On the scene, deputies located evidence that a mountain lion was hit by a car, but the cat was nowhere to be found. The incident occurred in an area with multiple residential homes. An agitated and wounded mountain lion can be dangerous, so police and personnel from the state Game and Parks Commission searched for the lion but turned up nothing. Authorities instructed area residents to be on the lookout for a potentially dangerous and injured lion.
The sheriff’s department issued a statement on its Facebook page that read: “An injured predator such as a mountain lion can be extremely dangerous and unpredictable if encountered in the wild. We encourage everyone to be aware of your surroundings, and if you do come across an injured animal, do not approach it, leave the area slowly and cautiously, then contact the Sheriff’s Office.”
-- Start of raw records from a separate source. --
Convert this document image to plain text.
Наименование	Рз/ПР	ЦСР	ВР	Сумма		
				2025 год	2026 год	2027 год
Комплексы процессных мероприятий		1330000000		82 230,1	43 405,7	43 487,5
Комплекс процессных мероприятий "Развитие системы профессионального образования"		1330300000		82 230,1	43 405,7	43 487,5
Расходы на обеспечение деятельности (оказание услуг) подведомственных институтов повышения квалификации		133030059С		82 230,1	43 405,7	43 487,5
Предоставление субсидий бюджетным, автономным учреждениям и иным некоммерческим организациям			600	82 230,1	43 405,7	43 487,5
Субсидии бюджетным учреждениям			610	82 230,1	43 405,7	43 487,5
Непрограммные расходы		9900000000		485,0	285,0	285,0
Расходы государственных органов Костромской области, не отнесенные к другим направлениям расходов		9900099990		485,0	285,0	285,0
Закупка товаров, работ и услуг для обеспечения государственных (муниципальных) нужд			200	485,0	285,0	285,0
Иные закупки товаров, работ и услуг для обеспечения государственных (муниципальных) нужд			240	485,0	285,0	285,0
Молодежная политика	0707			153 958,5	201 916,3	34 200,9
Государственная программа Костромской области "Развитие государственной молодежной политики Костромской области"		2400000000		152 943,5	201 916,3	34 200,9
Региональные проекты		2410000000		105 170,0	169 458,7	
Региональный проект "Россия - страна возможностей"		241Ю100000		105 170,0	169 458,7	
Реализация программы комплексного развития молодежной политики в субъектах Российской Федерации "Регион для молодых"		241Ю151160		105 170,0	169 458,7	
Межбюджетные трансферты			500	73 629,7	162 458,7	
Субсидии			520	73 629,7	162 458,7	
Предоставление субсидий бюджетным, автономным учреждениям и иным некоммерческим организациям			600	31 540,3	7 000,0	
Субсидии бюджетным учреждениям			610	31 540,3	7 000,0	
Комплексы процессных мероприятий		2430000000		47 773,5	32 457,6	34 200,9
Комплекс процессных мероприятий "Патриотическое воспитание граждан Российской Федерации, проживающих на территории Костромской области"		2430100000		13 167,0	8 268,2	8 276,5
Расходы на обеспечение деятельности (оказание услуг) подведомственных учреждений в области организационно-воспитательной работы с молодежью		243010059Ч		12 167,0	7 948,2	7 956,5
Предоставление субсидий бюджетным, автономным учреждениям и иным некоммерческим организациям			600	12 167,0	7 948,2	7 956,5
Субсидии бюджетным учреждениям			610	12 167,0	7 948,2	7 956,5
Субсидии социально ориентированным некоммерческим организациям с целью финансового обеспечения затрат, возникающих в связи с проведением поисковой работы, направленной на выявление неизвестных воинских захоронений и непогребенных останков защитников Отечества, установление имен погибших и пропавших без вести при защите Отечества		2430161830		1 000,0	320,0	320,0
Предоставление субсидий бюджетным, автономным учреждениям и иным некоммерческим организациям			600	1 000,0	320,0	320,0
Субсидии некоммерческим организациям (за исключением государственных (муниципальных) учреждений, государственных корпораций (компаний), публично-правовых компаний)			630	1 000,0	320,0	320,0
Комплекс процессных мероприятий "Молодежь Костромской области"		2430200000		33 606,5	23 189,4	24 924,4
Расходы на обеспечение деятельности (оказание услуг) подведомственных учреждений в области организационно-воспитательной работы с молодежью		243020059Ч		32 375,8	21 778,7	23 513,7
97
The search team eventually found the animal around noon the following day with help from a police drone outfitted with a thermal camera, which located a heat source in the timber adjacent to the roadway. The drone pilot guided a deputy to the heat source, which was, in fact, a dead male mountain lion. The cat had clearly died from injuries sustained from being hit by a vehicle.
Mountain lions are rarely killed by cars on roadways. Mountain lions have nowhere near the distribution of whitetail deer; their traditional range includes only the Western half of the country, although lion sightings aren’t out of the question in the Midwest and East. Another subspecies, the Florida panther, roams the Sunshine State. But car-cat collisions do occasionally happen:
- A Texas mountain lion was killed by a vehicle in Texas’ Rio Grande Valley in early March 2021.
- A collared mountain lion known as P-78 was found dead in late March 2021 and authorities suspect it died from vehicle-imposed injuries.
- Another collared mountain lion known as P-23 was killed by a vehicle in California’s Santa Monica Mountains.
Interestingly, when P-23 was found dead in 2018, it was the 18th California mountain lion struck and killed by a vehicle since 2002.
Maybe mountain lion car accidents aren’t so rare after all, at least in California.